Manhattan Murder Mystery--a premature review

"Save a little craziness for menopause!"

This is what Woody Allen says to Diane Keaton around the 34th minute of Manhattan Murder Mystery. I'd say their characters say it, but it's hard to imagine they're playing anyone but modestly amplified versions of themselves in this one. The film also seems more improvised than Allen's others, which have more focus on the depth of character relations in ways which they intertwine with a complicated wit.

I have to admit that most of this analysis is a defensive attempt at trying to appreciate a movie that has been annoying from the get-go. I'm struggling to get through it. It's taking me back to the time when I came upon some similar later day Woody Allen movie, before I'd watched a few of the better films: Annie Hall, Manhattan, Deconstructing Harry, Hannah and her Sisters, Crimes and Misdemeanors.

I can't remember what it was, but I remember finding Allen's stuttering nervousness shtick revolting. It's adorable now, in the context of a compelling picture, and maybe when he even tones it down a bit, but so far in MMM, it's just too over the top.

Diane's Keaton is dressed in tremendously oversized clothes, as well, and she looks like shit. These issues combined are so distracting, I can't focus on caring if there's been a murder enough to sympathize with Keaton tripping out because she has nothing better to do.

It makes me feel like a terrible human not to care in a plot if a man next door has killed his wife versus her just having a heart attack. It was probably personal if he did, so he wouldn't be a danger to anyone else. So what's the sense of taking justice into your own hands, if a situation's got nothing to do with you?

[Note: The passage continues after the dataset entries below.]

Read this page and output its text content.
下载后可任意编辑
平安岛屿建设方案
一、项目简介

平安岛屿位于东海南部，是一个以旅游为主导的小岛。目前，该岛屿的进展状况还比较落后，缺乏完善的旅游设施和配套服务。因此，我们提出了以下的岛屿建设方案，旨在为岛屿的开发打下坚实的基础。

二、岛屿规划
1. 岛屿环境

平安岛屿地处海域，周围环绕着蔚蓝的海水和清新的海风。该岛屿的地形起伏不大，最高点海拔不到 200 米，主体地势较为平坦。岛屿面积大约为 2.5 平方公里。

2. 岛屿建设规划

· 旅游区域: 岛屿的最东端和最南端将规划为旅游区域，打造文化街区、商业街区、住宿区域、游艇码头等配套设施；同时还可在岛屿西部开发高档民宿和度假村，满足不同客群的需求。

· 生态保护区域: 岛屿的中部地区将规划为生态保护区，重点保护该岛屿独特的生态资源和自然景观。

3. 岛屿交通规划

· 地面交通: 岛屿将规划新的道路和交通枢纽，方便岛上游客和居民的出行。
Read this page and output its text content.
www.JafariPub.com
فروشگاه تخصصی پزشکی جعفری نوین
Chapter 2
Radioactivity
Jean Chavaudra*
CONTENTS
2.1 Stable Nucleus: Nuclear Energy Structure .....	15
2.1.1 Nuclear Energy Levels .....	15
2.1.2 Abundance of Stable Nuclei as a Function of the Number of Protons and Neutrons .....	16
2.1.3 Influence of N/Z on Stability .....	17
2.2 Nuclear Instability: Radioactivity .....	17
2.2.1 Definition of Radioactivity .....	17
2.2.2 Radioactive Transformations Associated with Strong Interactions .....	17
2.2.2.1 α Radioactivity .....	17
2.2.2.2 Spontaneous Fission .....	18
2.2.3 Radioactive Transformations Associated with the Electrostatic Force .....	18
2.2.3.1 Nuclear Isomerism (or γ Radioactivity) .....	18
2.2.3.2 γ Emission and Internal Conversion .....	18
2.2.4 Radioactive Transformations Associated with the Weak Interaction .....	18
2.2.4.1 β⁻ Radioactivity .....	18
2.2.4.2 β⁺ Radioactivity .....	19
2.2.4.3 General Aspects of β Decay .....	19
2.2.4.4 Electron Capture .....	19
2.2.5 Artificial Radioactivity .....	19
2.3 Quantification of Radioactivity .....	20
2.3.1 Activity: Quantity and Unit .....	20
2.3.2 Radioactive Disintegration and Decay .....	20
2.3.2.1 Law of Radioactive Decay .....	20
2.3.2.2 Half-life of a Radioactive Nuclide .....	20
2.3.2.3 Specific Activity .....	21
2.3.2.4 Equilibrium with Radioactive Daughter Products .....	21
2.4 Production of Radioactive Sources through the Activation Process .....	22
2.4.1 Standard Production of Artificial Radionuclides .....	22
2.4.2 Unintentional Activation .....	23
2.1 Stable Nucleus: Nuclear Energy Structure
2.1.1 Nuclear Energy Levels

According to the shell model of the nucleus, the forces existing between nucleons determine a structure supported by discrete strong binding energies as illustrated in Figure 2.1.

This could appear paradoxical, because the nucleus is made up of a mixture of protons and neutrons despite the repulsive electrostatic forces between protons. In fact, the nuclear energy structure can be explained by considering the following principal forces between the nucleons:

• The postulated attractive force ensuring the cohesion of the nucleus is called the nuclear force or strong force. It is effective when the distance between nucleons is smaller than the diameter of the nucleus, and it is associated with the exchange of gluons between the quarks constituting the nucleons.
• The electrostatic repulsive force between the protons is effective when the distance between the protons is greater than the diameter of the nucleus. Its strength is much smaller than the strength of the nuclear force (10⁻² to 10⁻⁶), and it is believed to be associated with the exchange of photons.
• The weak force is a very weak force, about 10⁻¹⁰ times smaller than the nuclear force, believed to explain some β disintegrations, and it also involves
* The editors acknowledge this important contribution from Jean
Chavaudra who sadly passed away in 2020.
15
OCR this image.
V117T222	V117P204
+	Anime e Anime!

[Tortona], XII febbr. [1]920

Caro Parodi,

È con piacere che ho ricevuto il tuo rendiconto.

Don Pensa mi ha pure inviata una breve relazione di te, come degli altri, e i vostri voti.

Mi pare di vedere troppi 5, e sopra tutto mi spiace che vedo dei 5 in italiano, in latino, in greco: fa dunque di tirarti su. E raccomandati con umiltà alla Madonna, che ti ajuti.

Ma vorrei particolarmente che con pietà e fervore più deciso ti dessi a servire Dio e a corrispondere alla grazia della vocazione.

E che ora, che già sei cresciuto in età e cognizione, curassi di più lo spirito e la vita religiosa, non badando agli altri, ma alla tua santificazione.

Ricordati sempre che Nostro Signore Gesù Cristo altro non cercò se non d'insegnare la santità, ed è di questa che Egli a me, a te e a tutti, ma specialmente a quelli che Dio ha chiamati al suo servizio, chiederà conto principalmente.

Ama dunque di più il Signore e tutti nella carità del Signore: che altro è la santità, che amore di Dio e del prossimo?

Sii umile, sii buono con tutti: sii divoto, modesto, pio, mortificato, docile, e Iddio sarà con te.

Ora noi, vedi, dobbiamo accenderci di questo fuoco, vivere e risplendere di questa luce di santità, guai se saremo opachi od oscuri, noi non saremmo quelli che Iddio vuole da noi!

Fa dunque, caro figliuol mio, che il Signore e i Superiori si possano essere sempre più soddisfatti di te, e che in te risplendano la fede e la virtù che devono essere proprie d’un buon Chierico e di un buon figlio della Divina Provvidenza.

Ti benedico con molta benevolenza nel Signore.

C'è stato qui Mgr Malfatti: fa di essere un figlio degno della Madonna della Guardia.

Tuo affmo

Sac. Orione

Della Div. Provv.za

Now I'm hoping he murdered his wife, so I haven't wasted 34 minutes so far watching Diane Keaton flip out over nothing but some stupid paranoid flaw in her personality. I know this could be the catalyst for an affair with Anjelica Huston's character, who was just introduced as being the cool opposite of Keaton's frazzled quirky lady shtick, since affairs are a common theme in Allen's pictures, but hell oh hell there better be a murder, or something that makes the next hour and thirteen minutes worthwhile, otherwise I'm going to be hostile.